Resumindo: organizações que se predispõem a “trabalhar” atletas para o futuro dessa modalidade esportiva, precisarão investir uma boa quantia para evitar problemas com a justiça.
Será que algum dia terá um tribunal desportivo específico para e-sports?
Até o momento, não há um tribunal específico e competente para solucionar disputas e infrações disciplinares decorrentes das competições no mercado de e-sports. Existe um bom motivo para isso, segundo o entrevistado:
“Diferentemente dos esportes tradicionais, cada jogo eletrônico foi produzido por uma empresa específica — a Publisher, que nada mais é a titular da propriedade intelectual e industrial do jogo eletrônico, sendo ela a competente para definir quem, quando e em quais condições uma competição pode ser organizada em torno de seus respectivos jogos, bem como as regras e punições que serão aplicadas para cada competição.”

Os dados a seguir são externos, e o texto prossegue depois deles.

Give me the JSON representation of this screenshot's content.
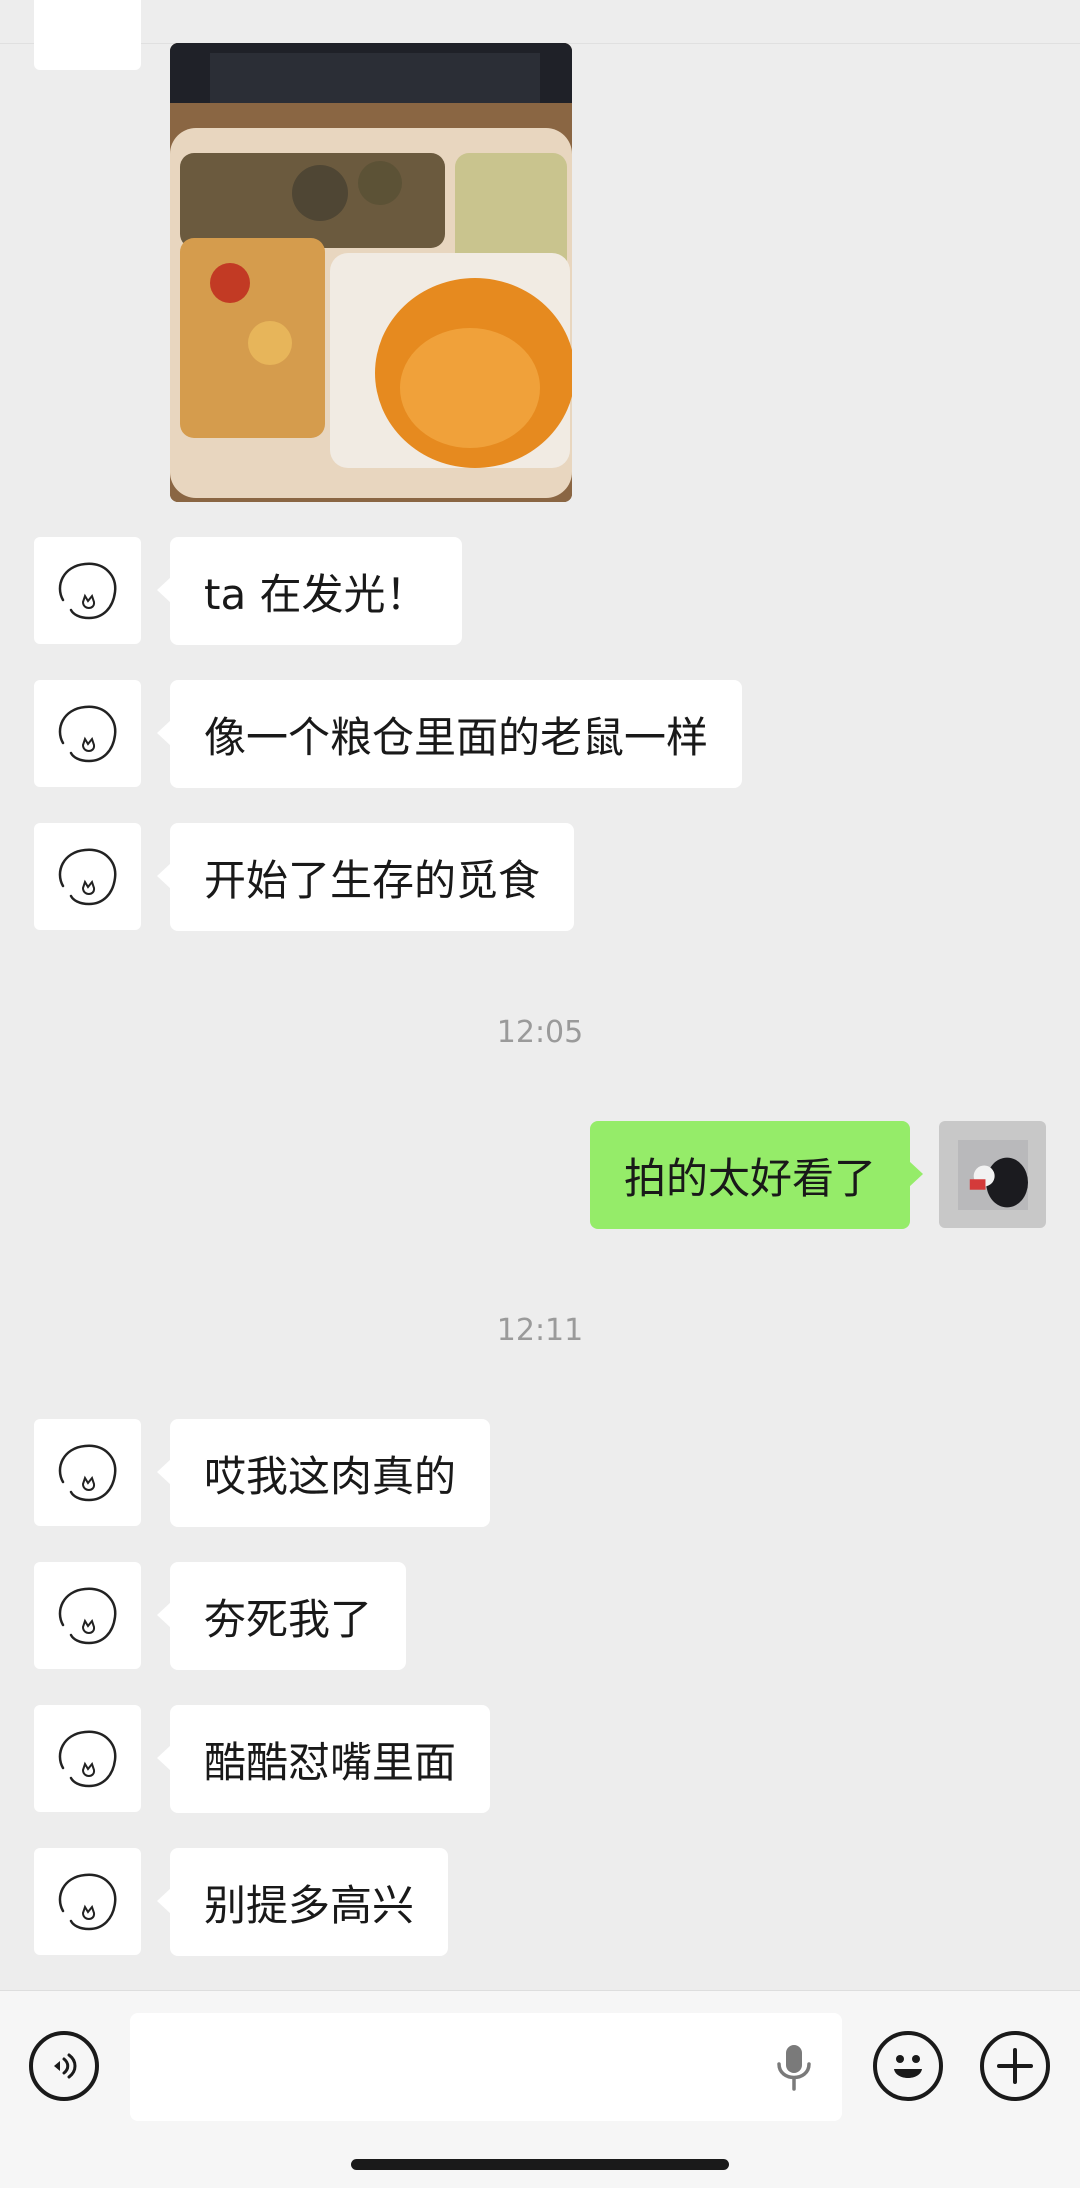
{
  "messages": [
    {
      "side": "in",
      "text": "ta 在发光！"
    },
    {
      "side": "in",
      "text": "像一个粮仓里面的老鼠一样"
    },
    {
      "side": "in",
      "text": "开始了生存的觅食"
    },
    {
      "side": "out",
      "text": "拍的太好看了"
    },
    {
      "side": "in",
      "text": "哎我这肉真的"
    },
    {
      "side": "in",
      "text": "夯死我了"
    },
    {
      "side": "in",
      "text": "酷酷怼嘴里面"
    },
    {
      "side": "in",
      "text": "别提多高兴"
    }
  ],
  "timestamps": [
    "12:05",
    "12:11"
  ],
  "photo": {
    "icon": "lunch-box-photo"
  },
  "contact_avatar_icon": "doodle-cat-icon",
  "own_avatar_icon": "dog-photo-avatar",
  "input": {
    "value": "",
    "placeholder": ""
  },
  "colors": {
    "background": "#ededed",
    "bubble_incoming": "#ffffff",
    "bubble_outgoing": "#95ec69",
    "timestamp": "#9a9a9a"
  },
  "toolbar": {
    "voice_icon": "voice-mode-icon",
    "mic_icon": "microphone-icon",
    "emoji_icon": "emoji-icon",
    "plus_icon": "plus-icon"
  }
}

O máximo que pode existir para garantir o direito nos e-sports é um comitê disciplinar, criado pela própria produtora dos games, que fará a resolução de disputas e a aplicação de sanções dentro de suas competições. Portanto, é improvável que exista futuramente um tribunal desportivo específico igual ao futebol, por exemplo.
E os cheaters (trapaceiros), como atua o direito nos e-sports ?
Até para essas questões o advogado afirma que as maiores empresas de games estão atuando diretamente através de seus comitês disciplinares.
“Para inibir que existam benefícios desportivos em decorrência de utilização de softwares facilitadores de jogo eletrônico, as publishers e empresas organizadoras de competição promovem a contratação de sistemas anticheating que conseguem detectar as famosas trapaças/doping eletrônico, justamente, para garantir maior estabilidade em suas competições.”
Apesar de não possuir legislação própria, já passou a época em que os e-sports estavam longe dos olhos do Direito nacional.